If I turn out to be the scissors guy, I always play that ship turned 180 degrees, the finger handles are actually in front. They are creating gravitational fields that pull the main ship forward at tremenduous speeds. So it is no scissors after all.
So the thing to keep in mind with the red cards – and even the non-red cards – is that if some of the cards are weak and they kind of suck, or maybe they’re just very situational, and if some of the cards are super-powerful and they rock in comparison, the luck of the draw will have a significant impact. Which is fine, if you don’t mind that! But it’s entirely possible for someone to get some awesome early cards and run away with the game.
So just be aware of the ratio of potentially awesome to potentially non-awesome cards and how that can skew the balance toward luck of the draw.
Oops, sorry to leave you guys hanging yesterday. If you’re okay with me picking the instability effects, here are five that I would pick:
PULSE: Activate all stations in outer and inner orbit, no sundivers required.

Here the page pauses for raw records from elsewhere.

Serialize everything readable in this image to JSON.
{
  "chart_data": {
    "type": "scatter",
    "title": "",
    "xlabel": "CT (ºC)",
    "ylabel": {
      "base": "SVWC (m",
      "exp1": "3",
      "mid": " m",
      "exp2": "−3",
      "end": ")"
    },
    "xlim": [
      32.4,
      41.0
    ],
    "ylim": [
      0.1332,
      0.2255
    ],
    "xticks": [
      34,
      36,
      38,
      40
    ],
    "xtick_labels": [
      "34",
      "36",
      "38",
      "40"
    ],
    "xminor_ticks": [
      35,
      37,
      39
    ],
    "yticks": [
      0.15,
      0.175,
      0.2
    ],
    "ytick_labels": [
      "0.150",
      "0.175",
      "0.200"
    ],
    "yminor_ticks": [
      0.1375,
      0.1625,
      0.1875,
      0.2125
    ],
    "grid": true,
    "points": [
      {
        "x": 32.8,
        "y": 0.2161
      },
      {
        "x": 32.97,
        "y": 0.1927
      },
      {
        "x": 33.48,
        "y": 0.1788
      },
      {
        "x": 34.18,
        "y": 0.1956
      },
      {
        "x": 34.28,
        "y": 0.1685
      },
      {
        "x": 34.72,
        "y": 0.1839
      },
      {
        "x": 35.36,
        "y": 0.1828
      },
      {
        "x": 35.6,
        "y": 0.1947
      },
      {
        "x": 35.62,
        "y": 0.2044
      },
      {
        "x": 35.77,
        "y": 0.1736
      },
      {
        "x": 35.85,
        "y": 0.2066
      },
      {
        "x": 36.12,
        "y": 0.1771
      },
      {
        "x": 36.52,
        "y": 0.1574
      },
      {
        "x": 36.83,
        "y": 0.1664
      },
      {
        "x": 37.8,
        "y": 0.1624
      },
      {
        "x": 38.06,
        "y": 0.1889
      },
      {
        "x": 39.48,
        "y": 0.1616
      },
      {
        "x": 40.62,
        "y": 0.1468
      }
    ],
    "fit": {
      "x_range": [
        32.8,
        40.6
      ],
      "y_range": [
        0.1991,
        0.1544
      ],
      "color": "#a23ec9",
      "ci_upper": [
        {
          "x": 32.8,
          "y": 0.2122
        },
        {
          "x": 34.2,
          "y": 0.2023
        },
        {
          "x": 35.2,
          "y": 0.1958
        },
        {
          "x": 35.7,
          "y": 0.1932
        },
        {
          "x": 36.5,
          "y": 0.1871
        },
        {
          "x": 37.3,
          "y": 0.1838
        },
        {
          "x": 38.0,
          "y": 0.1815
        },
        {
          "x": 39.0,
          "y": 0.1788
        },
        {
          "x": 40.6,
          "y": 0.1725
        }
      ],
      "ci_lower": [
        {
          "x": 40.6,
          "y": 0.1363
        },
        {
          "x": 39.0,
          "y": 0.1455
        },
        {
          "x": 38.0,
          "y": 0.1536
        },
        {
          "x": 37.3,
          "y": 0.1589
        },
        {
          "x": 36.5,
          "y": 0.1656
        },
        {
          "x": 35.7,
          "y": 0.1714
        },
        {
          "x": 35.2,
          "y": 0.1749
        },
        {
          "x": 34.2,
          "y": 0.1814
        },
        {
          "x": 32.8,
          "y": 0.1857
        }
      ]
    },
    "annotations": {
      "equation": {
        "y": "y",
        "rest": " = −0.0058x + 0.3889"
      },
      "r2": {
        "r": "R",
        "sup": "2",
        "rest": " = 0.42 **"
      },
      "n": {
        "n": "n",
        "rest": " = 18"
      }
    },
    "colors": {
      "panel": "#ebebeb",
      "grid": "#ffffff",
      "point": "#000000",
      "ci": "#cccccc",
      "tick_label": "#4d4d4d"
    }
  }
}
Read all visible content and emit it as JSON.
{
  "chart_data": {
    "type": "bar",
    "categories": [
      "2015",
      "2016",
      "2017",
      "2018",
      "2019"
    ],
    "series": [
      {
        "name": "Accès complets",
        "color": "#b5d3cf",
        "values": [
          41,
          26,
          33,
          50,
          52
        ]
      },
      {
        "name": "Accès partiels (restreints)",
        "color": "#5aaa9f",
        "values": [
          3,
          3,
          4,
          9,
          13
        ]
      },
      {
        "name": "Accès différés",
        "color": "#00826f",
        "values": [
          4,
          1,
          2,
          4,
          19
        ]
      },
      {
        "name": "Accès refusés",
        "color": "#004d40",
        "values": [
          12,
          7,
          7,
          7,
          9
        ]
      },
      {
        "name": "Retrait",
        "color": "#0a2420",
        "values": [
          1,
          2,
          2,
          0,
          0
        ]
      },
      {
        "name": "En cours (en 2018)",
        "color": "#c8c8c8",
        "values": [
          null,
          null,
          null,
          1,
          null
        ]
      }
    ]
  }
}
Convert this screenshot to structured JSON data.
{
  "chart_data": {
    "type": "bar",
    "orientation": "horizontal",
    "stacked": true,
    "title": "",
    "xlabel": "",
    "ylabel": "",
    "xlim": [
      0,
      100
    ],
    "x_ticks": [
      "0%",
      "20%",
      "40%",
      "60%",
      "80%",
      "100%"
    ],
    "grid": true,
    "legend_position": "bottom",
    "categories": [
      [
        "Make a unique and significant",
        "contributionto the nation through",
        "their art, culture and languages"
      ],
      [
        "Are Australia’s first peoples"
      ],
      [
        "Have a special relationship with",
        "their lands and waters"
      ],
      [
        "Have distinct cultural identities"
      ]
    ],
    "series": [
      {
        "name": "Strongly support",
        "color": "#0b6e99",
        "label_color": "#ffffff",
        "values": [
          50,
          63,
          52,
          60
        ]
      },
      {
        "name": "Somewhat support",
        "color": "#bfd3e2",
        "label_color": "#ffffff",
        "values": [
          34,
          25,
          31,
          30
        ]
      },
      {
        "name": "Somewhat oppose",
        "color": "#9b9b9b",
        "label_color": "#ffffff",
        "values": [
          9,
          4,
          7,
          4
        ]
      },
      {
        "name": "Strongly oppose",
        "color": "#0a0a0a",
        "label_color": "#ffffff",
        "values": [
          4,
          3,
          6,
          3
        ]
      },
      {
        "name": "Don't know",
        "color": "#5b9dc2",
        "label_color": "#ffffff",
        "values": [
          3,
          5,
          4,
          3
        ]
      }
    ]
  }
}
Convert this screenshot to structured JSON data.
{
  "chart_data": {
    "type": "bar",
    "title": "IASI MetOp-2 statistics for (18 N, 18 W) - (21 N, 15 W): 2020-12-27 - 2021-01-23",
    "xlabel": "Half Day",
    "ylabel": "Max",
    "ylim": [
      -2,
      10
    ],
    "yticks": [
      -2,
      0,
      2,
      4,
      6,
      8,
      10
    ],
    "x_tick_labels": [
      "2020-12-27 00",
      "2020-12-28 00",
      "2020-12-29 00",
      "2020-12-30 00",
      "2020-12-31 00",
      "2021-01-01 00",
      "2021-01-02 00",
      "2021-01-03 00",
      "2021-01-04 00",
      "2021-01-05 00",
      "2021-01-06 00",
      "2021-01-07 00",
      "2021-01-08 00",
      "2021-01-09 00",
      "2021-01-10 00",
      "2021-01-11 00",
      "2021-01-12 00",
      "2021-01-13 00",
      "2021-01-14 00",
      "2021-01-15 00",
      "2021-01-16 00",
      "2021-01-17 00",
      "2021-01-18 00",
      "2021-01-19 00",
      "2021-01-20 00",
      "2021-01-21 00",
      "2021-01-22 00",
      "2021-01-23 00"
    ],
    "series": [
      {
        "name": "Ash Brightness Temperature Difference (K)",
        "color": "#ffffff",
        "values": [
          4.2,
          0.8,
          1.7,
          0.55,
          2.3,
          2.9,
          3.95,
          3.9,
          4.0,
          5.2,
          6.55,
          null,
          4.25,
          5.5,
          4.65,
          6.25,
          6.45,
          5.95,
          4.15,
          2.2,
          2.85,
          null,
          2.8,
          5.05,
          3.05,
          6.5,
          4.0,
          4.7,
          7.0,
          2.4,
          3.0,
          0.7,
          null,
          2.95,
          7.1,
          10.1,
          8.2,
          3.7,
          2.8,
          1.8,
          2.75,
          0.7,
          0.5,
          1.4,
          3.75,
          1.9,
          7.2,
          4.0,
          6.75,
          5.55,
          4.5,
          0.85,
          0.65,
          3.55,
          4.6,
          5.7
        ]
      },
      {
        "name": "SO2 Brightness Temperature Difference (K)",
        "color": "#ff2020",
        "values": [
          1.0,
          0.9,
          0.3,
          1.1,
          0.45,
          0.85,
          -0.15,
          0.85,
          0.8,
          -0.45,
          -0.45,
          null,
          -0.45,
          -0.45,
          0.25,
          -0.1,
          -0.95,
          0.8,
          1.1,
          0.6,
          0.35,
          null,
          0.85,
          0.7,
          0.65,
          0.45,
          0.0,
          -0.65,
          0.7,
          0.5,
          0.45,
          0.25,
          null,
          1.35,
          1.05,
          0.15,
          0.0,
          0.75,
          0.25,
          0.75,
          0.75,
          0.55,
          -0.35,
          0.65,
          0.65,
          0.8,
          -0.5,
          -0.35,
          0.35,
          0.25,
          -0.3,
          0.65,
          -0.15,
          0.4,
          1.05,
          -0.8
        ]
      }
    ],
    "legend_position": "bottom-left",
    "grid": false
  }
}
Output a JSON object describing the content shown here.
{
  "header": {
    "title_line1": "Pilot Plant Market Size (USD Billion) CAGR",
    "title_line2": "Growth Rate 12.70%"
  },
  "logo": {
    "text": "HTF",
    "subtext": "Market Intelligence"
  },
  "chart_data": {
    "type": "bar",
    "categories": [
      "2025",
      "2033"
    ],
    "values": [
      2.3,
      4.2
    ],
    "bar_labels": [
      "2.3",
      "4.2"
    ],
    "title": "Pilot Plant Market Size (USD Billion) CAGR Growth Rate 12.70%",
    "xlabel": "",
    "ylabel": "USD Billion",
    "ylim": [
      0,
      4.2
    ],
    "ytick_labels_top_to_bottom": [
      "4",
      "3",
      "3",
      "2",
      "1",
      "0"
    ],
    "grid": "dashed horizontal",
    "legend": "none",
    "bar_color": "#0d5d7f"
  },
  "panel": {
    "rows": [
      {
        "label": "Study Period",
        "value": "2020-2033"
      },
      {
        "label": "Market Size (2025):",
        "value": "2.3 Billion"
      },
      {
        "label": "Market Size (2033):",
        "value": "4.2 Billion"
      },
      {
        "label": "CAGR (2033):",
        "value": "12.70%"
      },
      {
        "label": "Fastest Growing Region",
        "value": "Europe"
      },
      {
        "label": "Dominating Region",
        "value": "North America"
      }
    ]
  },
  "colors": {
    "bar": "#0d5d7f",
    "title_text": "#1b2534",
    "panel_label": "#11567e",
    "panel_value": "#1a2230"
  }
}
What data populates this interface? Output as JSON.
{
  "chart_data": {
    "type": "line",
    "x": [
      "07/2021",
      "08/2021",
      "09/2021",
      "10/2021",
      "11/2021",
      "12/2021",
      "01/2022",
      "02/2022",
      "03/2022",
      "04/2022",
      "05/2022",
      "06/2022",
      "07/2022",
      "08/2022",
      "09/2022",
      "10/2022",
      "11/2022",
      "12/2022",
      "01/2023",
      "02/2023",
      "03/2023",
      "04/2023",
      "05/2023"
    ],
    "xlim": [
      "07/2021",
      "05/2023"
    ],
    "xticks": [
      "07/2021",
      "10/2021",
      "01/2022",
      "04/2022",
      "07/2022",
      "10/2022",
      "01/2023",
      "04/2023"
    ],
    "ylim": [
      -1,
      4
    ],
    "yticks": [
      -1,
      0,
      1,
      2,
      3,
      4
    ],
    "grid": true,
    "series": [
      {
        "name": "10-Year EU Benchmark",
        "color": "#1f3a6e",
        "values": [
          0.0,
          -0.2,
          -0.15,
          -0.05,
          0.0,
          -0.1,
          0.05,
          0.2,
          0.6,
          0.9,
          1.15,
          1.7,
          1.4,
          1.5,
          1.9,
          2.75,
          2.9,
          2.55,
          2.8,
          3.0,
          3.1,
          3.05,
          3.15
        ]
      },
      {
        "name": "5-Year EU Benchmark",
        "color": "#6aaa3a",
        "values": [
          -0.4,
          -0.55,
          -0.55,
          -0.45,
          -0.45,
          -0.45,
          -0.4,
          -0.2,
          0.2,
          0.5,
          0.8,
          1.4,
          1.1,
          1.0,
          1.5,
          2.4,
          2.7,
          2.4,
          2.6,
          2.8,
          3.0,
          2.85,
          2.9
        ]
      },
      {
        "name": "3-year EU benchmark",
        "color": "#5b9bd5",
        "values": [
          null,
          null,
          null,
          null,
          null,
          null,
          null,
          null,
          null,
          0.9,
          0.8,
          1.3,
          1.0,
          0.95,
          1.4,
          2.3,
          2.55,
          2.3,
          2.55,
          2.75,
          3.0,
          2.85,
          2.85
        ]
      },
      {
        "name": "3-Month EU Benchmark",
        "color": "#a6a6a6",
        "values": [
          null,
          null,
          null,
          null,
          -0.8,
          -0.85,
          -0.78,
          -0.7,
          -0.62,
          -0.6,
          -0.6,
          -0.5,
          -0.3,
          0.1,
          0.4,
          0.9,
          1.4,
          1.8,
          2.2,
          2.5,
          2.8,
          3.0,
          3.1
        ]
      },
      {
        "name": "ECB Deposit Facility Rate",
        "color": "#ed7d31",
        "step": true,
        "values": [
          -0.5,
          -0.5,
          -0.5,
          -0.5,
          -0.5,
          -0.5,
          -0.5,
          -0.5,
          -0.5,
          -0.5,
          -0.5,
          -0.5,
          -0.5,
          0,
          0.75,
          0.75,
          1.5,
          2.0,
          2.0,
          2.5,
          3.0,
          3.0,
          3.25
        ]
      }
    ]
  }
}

(This will be useless early in the game. It might become really useful depending on what people build in the orbit layers. Note that you get all the stuff from activation! This isn’t one of those cards that helps everyone at the table. This is an “it’s all mine!” card.)
SYNCHRONIZE: For each station you activate, gain 1 momentum.
(How about a little bit of padding for your score? You guys saw how close the scores were in the last game. Maybe you should set up a Synchronize action just to be safe!)
TRANSCEND: Ignore barriers during movement.
(This might seem underwhelming, but think for a moment how much you can accomplish in one turn if you get to move freely among the sun’s layers! You’ll be able to quickly build gates and stations in places that would normally require tons of manevuering.)
PROCREATE: Place one sundiver from the reserve into each space containing two or more of your sundivers.
(Sex party!)
CLUSTER: Twice this turn, you may spend one movement point to fly all of your sundivers in one space as if they were a single sundiver.
(Because flying a swarm around is never not helpful.)
I think with a well planned turn at a transmission tower, the situation could have changed with a single turn!
I believe the number of instability cards in any game is the number of players +1, right? So, yep, five instability cards for four players, which I believe is a deck of 65. Five suits with 13 cards each, right?